A large investor in all three DASH ABS CDOs has engaged a grass roots campaign to reject Asset Allocation & Management Company's (AAM) choice for a replacement CDO management team following the resignation of several "key men" in the collateral manager's $1 billion in CDOs.

But according to Barry Atkins, a director at AAM and a member of the firm's board of directors, the plan is likely to hit a brick wall considering the asset manager's clients own nearly 50% of the equity in DASH II and 76% of the equity in DASH III and AAM has already won the right to continue managing DASH I. JPMorgan Chase, the trustee on DASH I and DASH II, received notice of the key-men covenant breaches on June 4 and June 10, respectively.

An insufficient amount of votes were submitted to reject replacing Asset Allocation as the collateral manager for DASH I earlier this month, according to Atkins. However, over 66 2/3% of the investors voted to reject AAM to manage the DASH II transaction last Tuesday. According to the covenants in all three DASH deals, the collateral manager, affiliates, and clients are excluded to vote in the first round where debt investors decide whether to keep the existing manager or not. AAM is confident it will retain management of DASH II since AAM and its client will abstain participating in the equity vote, which would make it impossible for AAM to be replaced since a 66 2/3% majority is needed.
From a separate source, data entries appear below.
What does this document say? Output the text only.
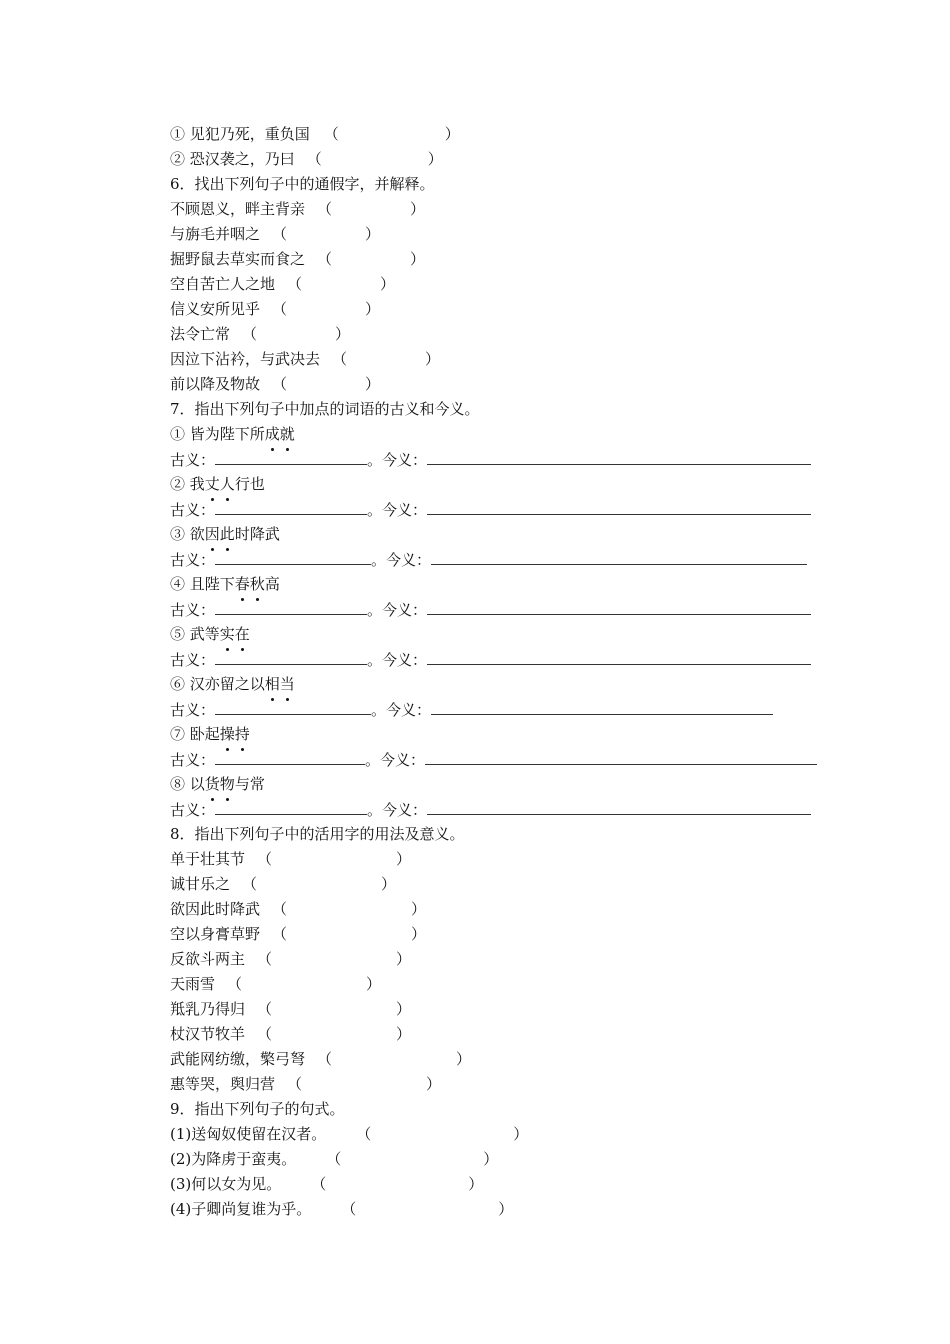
① 见犯乃死，重负国 （	）
② 恐汉袭之，乃曰 （	）
6．找出下列句子中的通假字，并解释。
不顾恩义，畔主背亲 （	）
与旃毛并咽之 （	）
掘野鼠去草实而食之 （	）
空自苦亡人之地 （	）
信义安所见乎 （	）
法令亡常 （	）
因泣下沾衿，与武决去 （	）
前以降及物故 （	）
7．指出下列句子中加点的词语的古义和今义。
① 皆为陛下所成就
古义：	。今义：
② 我丈人行也
古义：	。今义：
③ 欲因此时降武
古义：	。今义：
④ 且陛下春秋高
古义：	。今义：
⑤ 武等实在
古义：	。今义：
⑥ 汉亦留之以相当
古义：	。今义：
⑦ 卧起操持
古义：	。今义：
⑧ 以货物与常
古义：	。今义：
8．指出下列句子中的活用字的用法及意义。
单于壮其节 （	）
诚甘乐之 （	）
欲因此时降武 （	）
空以身膏草野 （	）
反欲斗两主 （	）
天雨雪 （	）
羝乳乃得归 （	）
杖汉节牧羊 （	）
武能网纺缴，檠弓弩 （	）
惠等哭，舆归营 （	）
9．指出下列句子的句式。
(1)送匈奴使留在汉者。 （	）
(2)为降虏于蛮夷。 （	）
(3)何以女为见。 （	）
(4)子卿尚复谁为乎。 （	）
Even if the debt investors in DASH III exercise their right to reject the AAM's key-men team, since the firm's client own almost 73% of the equity and they are expected not to vote, the deal will stay with the initial collateral manger by default, according to Atkins, who added, for lack of a better phrase, "It's a big circle jerk that Liberty Hampshire, Pat Livney and Larry Zeno are leading investors on." Atkins said that Liberty was sued by AAM for conspiring with the former key men to steal business away from the firm. Liberty reportedly invested in the debt of all three ABS CDOs.

According to a participant in the DASH II vote, bondholders phoned all over the world to find out who else held the CDO in order to strategize the required 66 2/3% majority of debt investors to reject AAM's replacement team, recently recruited from Zurich Skudder Kemper.

"We look at this as an opportunity to bring in an extremely experienced collateral manager. We are not going to settle for a new team without direct CDO management experience," said the investor in DASH II. "We are rejecting the new team from Skudder Kemper and will not be hiring former key-men who are in the fund-raising stages of a start-up asset management firm."

The former "key men" are helping start a new firm, Meritus Asset Management.